Stephen Friedman Gallery to Open New York Location

Stephen Friedman, an art dealer

Steven Friedman of London is the latest dealer to announce a new location in Tribeca, a New York area that is becoming a hot spot for art spaces.

The Stephen Friedman Gallery at 54 Franklin Street, which opens no later than the end of this year, will be the first US location for the gallery, which opened in Mayfair, London, in 1995. The Tribeca Gallery’s future space features a Romanesque revival façade, complemented by the area’s signature iron castings.

The Stephen Friedman Gallery space dates back to 1891 and still has the original glass façade. The space previously housed Postmasters, one of the first New York galleries to move from Chelsea to Tribeca. The gallery left the premises last year due to a dispute with the owner and has maintained a nomadic model ever since.

Friedman says he resisted the opening of an outpost in the US for years. But the gallery’s growth since the onset of the Covid-19 pandemic has made this year a good time to open a New York location. According to him, The            Stephen Friedman Gallery has a substantial American collector base and a handful of artists, particularly British artists, who had no representation in New York, had asked Friedman if the gallery could recreate their magic.

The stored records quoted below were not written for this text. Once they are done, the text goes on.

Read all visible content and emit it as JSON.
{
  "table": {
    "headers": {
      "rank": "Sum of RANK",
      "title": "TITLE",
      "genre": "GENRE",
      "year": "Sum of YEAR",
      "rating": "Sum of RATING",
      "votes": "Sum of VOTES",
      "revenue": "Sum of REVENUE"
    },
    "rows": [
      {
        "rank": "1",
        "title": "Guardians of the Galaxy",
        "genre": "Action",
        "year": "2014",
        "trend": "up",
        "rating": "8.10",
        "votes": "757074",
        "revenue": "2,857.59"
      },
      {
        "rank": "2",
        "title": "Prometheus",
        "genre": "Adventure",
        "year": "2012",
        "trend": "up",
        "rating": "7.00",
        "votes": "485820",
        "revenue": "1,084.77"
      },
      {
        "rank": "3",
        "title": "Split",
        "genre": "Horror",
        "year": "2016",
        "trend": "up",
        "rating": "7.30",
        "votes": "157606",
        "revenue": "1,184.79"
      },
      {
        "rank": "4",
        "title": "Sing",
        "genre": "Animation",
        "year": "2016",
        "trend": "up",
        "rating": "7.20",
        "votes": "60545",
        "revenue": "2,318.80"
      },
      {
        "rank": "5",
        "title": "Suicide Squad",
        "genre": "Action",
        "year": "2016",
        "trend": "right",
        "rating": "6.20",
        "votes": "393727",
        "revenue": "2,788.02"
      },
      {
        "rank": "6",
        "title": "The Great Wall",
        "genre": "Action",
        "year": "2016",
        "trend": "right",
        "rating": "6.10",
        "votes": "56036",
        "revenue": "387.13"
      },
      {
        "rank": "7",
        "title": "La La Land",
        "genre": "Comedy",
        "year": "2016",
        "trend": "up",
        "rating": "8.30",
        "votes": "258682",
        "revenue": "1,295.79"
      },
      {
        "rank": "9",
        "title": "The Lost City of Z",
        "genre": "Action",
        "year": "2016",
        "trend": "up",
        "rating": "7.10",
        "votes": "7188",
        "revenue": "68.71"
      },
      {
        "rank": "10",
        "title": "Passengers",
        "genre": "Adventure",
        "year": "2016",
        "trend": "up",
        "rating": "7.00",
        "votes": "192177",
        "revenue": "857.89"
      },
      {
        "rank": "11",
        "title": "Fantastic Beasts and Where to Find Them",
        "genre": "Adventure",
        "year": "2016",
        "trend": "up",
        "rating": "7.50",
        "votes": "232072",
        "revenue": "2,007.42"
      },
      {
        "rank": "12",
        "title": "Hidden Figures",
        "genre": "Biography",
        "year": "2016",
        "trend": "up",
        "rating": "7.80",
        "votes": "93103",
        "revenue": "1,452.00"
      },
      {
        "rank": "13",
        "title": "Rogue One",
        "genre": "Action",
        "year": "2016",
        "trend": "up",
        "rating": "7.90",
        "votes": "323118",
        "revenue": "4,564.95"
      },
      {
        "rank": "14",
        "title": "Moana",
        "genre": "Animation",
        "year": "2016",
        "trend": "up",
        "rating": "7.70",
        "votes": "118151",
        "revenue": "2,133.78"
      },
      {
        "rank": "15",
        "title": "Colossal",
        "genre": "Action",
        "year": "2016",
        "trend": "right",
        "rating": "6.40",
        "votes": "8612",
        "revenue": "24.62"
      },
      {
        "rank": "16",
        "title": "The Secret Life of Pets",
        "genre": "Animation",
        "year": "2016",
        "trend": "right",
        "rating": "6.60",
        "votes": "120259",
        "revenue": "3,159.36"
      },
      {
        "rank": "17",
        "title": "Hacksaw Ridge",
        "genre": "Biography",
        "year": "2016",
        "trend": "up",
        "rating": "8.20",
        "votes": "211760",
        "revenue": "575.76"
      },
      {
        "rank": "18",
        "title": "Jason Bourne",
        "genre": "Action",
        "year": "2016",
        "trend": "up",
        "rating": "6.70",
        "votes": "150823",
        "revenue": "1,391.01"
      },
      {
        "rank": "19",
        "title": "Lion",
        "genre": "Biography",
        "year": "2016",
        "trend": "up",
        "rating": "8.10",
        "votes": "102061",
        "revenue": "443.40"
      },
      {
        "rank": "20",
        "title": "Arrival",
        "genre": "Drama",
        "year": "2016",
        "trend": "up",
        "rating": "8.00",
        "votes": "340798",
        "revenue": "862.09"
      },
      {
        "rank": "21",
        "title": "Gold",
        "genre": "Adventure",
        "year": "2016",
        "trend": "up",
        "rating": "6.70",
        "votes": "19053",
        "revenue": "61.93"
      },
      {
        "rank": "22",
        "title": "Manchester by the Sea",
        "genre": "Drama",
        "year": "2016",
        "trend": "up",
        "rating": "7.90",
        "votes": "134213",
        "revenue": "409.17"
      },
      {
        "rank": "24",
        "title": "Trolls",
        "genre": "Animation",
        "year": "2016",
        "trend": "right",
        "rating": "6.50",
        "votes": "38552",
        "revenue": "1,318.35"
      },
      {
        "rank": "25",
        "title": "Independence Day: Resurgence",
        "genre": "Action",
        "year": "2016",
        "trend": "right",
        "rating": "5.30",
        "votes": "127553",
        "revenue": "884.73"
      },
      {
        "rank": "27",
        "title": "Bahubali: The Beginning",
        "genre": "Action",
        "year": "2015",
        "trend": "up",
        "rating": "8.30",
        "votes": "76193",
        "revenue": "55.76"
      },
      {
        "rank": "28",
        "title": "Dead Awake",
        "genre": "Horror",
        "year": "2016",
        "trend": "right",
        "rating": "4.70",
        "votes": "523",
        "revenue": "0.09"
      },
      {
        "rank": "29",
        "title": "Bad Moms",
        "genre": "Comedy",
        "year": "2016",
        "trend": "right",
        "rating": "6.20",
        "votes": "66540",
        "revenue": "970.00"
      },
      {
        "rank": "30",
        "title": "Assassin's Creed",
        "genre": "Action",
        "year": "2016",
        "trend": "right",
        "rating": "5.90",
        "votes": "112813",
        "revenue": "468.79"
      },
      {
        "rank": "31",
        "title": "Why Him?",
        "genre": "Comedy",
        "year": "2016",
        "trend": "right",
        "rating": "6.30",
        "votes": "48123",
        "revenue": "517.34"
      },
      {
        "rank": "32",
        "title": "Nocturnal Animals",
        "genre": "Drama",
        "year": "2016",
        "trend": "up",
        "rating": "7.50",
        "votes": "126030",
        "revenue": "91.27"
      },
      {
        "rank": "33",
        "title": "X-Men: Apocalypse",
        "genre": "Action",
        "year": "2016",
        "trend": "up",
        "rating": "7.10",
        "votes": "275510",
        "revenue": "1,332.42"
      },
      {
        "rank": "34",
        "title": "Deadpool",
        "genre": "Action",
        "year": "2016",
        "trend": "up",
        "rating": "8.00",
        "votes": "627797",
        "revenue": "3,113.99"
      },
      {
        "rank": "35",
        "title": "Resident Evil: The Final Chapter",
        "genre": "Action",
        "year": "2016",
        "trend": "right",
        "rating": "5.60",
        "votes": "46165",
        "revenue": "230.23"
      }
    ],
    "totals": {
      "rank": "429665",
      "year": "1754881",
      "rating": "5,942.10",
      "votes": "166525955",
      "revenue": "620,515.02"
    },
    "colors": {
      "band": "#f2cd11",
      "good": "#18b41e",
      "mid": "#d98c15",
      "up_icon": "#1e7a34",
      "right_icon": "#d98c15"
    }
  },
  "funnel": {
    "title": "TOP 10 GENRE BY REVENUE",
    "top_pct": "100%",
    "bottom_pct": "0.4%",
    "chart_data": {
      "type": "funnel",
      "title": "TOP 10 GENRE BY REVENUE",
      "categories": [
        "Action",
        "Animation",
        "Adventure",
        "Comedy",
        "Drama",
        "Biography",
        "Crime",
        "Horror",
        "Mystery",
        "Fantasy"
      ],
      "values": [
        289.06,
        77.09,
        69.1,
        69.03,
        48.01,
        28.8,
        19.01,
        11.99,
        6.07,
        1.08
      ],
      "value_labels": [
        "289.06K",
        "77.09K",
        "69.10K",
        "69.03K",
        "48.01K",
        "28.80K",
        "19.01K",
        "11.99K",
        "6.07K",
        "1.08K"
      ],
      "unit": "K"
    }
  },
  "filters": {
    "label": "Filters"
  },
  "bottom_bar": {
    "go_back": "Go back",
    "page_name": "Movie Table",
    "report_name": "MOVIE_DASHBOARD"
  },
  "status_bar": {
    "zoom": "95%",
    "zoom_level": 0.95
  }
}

And when it came to opening a space in New York, Friedman says he knew where it should be. “I headed straight for Tribeca — that was always the area I wanted to be in,” Friedman says, citing the area’s architecture, restaurants, and proximity to fellow merchants he has known for decades.

The Stephen Friedman Gallery has named Alissa Friedman as the gallery’s senior director for New York. It should be noted that Stephen Friedman and Alice Friedman are not relatives. For three decades she worked in art galleries in New York.

The Stephen Friedman Gallery plans to use the New York space as a launching pad for markets in other US cities such as Chicago. This month, the gallery presents artist Pam Glick’s personal stands at the Independent and Frieze New York exhibitions.